Les chroniques sont restées muettes sur les deux parties fortes de la décoration intérieure de cet office qui vont être prochainement proposées pour un classement au titre des Monuments Historiques. Il s’agit de la salle du Conseil Municipal ornée d’une vaste toile peinte, collée sur le mur, due à l’artiste Charles de Fouqueray et représentant ‘’Aliénor d’Aquitaine octroyant aux échevins de Niort la charte de franche commune en 1203’’, reconnaissant par là-même le droit de notre cité à la liberté et à l’indépendance en ayant ses propres magistrats. Les personnages représentés dans la scène, en particulier les échevins, sont des portraits véritables des responsables municipaux niortais des années 1900, dont le maire était Monsieur Martin-Bastard. Le mobilier de la salle du Conseil Municipal en particulier les sièges, sont également remarquables et ont été exécutés en noyer. C’est aussi le cas pour une partie des sièges de la salle des mariages complétée par un mobilier de qualité en chêne.
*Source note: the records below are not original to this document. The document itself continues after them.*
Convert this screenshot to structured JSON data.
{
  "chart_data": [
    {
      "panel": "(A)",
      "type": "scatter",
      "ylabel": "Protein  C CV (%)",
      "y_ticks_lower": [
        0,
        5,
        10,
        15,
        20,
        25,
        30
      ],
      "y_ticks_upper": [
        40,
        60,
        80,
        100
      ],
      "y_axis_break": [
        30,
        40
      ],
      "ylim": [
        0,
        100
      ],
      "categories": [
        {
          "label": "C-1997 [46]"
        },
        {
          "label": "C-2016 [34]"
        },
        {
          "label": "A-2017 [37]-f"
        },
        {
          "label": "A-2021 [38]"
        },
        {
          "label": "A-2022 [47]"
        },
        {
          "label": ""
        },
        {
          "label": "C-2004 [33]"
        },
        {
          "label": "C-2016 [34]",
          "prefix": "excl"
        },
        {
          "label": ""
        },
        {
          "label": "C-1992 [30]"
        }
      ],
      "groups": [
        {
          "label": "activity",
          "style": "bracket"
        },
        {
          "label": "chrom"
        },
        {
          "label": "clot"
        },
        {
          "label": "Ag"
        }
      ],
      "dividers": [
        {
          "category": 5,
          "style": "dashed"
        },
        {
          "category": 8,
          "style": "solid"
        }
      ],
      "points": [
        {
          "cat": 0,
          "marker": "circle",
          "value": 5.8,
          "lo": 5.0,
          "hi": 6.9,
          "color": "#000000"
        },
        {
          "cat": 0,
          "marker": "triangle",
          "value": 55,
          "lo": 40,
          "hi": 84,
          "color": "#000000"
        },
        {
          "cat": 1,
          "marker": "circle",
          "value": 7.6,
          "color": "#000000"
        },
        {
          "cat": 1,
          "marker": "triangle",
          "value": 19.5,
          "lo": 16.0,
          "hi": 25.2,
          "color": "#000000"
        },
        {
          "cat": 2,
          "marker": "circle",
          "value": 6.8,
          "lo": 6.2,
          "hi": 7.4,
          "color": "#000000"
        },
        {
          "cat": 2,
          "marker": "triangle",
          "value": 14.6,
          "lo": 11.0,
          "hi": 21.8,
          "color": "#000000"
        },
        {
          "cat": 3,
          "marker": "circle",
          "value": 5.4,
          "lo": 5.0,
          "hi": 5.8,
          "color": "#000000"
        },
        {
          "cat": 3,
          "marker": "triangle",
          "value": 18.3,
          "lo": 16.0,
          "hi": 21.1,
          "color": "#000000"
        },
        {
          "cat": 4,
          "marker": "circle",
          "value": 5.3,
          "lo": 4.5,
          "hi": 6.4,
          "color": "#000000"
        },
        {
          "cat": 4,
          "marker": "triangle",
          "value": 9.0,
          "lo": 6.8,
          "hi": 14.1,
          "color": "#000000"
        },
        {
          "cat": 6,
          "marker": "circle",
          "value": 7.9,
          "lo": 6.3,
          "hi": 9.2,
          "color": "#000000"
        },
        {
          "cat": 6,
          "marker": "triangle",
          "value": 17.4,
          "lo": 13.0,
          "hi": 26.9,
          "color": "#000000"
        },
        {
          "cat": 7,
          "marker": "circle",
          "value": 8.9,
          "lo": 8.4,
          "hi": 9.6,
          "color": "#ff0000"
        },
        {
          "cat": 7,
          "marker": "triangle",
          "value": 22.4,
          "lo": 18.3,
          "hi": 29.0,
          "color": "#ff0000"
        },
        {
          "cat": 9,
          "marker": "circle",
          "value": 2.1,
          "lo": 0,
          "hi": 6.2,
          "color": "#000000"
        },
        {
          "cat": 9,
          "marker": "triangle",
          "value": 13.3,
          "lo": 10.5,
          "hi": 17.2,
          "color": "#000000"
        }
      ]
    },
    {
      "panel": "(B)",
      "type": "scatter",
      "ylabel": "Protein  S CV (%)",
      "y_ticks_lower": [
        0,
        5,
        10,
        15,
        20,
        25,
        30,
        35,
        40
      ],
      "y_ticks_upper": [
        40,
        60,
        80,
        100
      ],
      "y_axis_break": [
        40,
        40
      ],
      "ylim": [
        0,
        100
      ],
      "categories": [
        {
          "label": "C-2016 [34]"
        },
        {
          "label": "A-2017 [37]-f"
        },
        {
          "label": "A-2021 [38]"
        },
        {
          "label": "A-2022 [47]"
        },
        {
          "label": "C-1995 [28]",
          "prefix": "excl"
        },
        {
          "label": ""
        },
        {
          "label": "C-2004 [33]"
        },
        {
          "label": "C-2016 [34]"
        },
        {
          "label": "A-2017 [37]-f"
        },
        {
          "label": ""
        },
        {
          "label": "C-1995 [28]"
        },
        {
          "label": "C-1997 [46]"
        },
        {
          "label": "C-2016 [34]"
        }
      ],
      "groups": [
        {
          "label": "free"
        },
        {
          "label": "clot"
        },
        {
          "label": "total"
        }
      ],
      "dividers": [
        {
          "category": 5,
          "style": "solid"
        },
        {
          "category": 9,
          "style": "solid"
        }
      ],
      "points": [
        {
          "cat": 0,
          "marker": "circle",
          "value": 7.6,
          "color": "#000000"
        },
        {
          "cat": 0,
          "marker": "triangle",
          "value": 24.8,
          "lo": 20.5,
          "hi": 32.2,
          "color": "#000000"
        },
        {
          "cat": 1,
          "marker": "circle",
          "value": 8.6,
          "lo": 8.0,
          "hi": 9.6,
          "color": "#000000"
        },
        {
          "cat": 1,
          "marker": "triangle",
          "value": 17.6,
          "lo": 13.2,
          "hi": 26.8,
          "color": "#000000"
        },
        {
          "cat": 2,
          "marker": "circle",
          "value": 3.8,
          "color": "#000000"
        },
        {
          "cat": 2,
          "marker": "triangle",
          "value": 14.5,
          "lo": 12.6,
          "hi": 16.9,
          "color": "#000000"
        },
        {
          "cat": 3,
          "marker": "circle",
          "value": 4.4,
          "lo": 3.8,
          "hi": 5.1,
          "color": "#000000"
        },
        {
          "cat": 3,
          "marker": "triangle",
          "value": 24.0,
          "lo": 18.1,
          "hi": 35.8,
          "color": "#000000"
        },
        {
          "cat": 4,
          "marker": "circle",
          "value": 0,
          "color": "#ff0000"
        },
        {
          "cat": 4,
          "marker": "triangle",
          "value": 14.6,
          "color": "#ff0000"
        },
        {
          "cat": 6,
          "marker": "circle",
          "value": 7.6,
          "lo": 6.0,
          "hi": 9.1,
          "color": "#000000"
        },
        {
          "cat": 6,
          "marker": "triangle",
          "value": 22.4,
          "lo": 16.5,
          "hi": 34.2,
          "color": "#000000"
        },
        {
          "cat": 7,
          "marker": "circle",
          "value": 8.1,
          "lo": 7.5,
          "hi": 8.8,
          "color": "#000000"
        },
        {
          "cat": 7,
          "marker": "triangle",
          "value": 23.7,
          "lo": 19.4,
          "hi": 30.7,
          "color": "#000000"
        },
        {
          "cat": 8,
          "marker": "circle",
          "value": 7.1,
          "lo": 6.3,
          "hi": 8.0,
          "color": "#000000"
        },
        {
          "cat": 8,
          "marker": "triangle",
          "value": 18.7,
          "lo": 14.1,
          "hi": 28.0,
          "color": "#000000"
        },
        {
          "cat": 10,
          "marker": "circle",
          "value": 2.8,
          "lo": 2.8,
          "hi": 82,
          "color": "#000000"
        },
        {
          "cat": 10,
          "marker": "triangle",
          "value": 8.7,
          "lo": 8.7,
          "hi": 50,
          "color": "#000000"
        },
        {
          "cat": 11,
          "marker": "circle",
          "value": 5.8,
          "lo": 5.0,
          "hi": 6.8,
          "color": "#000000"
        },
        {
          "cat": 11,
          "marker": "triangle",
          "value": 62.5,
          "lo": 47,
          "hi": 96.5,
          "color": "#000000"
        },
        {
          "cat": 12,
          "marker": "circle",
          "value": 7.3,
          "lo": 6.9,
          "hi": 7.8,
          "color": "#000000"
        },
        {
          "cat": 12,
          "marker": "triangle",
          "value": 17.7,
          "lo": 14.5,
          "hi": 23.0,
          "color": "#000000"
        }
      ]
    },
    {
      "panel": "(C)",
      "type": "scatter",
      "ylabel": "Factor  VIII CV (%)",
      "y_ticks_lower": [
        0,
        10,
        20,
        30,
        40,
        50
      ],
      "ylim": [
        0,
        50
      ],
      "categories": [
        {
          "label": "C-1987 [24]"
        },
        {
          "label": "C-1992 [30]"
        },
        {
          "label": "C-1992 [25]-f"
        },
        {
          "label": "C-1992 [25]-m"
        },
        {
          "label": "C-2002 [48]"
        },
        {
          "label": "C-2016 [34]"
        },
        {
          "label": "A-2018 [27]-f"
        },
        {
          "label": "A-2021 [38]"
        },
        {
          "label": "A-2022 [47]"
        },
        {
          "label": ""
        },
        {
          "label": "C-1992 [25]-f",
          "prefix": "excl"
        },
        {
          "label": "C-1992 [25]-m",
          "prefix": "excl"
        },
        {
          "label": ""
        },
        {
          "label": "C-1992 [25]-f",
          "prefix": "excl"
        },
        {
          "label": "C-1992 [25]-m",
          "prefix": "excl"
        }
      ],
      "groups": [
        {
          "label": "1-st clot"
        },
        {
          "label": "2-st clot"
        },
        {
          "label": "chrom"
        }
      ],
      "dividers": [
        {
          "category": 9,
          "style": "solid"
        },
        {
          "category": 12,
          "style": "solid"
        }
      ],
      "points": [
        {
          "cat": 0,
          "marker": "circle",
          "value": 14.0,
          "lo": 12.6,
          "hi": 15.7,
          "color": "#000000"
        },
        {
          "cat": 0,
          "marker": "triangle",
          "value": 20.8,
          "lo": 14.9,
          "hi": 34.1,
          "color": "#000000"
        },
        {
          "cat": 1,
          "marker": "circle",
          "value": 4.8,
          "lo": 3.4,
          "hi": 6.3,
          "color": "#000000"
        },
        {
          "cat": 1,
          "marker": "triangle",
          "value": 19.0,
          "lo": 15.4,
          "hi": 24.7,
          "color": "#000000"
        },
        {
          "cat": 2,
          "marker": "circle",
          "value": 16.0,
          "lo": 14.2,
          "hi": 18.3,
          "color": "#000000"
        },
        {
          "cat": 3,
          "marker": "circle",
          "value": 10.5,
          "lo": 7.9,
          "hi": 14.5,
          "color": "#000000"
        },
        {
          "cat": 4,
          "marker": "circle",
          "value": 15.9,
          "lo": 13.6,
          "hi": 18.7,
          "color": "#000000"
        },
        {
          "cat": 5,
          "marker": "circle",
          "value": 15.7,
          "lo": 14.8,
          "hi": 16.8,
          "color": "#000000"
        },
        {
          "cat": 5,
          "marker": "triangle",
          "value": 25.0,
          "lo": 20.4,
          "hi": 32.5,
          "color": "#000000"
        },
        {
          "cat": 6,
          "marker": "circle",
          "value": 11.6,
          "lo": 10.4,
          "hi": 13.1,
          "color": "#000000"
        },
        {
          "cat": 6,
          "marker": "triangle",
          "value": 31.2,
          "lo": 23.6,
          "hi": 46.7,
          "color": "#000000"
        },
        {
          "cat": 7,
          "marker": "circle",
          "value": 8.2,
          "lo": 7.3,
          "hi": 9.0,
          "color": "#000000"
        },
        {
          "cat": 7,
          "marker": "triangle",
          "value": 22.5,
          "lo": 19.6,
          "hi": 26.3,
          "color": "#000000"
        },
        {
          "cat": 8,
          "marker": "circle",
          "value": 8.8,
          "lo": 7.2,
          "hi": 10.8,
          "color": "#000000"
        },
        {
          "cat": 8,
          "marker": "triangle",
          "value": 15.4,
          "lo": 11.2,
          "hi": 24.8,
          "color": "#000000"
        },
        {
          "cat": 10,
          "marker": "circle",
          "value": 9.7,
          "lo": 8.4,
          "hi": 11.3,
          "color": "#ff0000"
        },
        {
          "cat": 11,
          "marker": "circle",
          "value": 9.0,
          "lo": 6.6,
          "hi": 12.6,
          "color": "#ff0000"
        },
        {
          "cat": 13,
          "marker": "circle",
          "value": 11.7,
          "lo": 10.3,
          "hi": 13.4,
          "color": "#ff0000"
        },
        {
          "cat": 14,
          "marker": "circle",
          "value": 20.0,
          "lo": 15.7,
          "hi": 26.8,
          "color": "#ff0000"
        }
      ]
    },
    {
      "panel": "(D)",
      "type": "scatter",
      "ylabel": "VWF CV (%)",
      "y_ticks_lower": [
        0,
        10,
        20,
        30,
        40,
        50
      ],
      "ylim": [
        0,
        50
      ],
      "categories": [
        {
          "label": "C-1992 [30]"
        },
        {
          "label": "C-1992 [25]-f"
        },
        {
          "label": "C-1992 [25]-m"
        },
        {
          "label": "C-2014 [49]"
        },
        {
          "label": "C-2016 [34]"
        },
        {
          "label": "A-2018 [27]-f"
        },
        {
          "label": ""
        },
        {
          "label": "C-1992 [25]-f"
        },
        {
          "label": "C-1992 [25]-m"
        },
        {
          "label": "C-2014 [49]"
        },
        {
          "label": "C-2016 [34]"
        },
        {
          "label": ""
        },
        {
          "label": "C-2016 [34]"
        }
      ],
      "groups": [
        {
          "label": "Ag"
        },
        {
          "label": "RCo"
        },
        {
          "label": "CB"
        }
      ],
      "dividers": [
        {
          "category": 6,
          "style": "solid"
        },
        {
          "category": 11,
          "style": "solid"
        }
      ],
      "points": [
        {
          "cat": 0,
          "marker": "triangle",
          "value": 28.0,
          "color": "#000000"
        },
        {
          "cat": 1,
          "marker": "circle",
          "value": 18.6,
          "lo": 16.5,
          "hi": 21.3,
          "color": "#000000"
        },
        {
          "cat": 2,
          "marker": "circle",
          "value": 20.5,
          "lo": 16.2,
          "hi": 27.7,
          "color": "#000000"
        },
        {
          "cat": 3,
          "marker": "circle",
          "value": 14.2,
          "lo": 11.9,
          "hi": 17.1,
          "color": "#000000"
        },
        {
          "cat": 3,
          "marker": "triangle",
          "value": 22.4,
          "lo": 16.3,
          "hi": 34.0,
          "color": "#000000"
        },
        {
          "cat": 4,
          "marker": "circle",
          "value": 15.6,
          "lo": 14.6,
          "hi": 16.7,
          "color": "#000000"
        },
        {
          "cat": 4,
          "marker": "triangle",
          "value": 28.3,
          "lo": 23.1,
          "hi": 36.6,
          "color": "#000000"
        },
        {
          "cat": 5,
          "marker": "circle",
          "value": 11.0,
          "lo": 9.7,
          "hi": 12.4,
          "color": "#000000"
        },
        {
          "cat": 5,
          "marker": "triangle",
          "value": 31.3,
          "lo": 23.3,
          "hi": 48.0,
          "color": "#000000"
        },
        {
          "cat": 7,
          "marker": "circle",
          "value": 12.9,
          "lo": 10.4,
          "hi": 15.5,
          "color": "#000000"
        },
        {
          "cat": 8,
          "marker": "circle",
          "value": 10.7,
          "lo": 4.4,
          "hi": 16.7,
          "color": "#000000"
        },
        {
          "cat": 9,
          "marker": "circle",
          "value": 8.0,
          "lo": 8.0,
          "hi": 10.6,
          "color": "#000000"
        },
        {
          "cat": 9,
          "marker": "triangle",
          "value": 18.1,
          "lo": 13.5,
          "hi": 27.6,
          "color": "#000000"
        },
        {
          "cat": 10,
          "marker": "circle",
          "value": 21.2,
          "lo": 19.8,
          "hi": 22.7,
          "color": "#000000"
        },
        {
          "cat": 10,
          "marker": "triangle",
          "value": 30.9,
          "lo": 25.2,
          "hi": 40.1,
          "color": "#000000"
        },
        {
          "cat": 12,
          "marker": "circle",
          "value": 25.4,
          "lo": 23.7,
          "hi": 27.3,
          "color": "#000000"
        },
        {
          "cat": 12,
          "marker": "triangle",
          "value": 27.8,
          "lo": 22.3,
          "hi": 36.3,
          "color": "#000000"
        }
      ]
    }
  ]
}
La salle des mariages comprend une décoration peinte correspondant à un programme spécialement intéressant (*). Il faut remarquer la qualité de la cheminée en marbre ainsi que la présence du tronc destiné à la quête pour l’entretien de nos écoles. Il est bon de rappeler à ce sujet que les principales écoles niortaises étaient construites depuis une quinzaine d’années à la suite des lois sous Jules Ferry.
(*) Les trois âges de la vie par Charles Fouqueray. Hôtel de Ville de Niort- Salle des mariages.
-C’est en 1901 que Charles Fouqueray (1872-1956) dont on sait qu’il eut sa famille en Poitou, peintre habitué du Salon et peintre de la Marine, exécuta la décoration intérieure de l’Hôtel de Ville de Niort, et en particulier la grande peinture de la salle du Conseil ‘’Aliénor d’Aquitaine octroyant à la commune sa charte municipale’’, ainsi que celles illustrant les trois âges de la vie, dans la salle des Mariages. Ce sont elles qui nous intéressent aujourd’hui ! Insérées dans les lambris, les toiles, marouflées sont logiquement réparties en trois points :
la plus vaste disposée en triptyque se situe juste au dessus de l’endroit où officie le représentant municipal, c'est-à-dire face aux mariés. Il semble d’ailleurs s’agir d’une demande en mariage, scène galante dont est témoin une femme apparemment délaissée.
Sur le mur opposé sont figurés les deux autres âges de la vie, la petite enfance d’une part, et la vieillesse de l’autre. Comme dans l’œuvre précédente chaque tableau s’accompagne d’un panneau, de taille modeste, situé en dessous et illustrant une saison mise en concordance avec l’âge de la vie représenté.
A l’enfance personnifié par deux jeunes enfants nus, l’un est encore bébé, assis près de sa jeune mère, dans un paysage fleuri, correspond le Printemps mis en évidence sur le tableautin du dessous par un plan d’arbres fruitiers en fleurs dont le symbolisme est on ne peut plus évocateur.
A l’aube de la vie et à l’innocence s’oppose la scène la scène suivante où l’on remarque un vieillard en méditation accompagné d’une femme habillée de sombre, témoin déjà rencontré précédemment, aux abords d’une ville qui allume ses feux à l’instant du crépuscule. En dessous, un paysage enneigé et glacial évoque avec facilité les froideurs de la mort au terme d’une vie dont les douleurs sont évoquées par le chardon du premier plan.
On remarquera que dans cet ensemble l’artiste a utilisé une touche très divisée où l’influence des impressionnistes et aussi celle de Van Gogh semblent évidentes.
C’est ainsi que Fourqueray, à sa façon, a décrit et répondu à l’énigme posée par le Sphinx de la mythologie.
Ch. Gendron
Conservateur des Musées de la ville de Niort.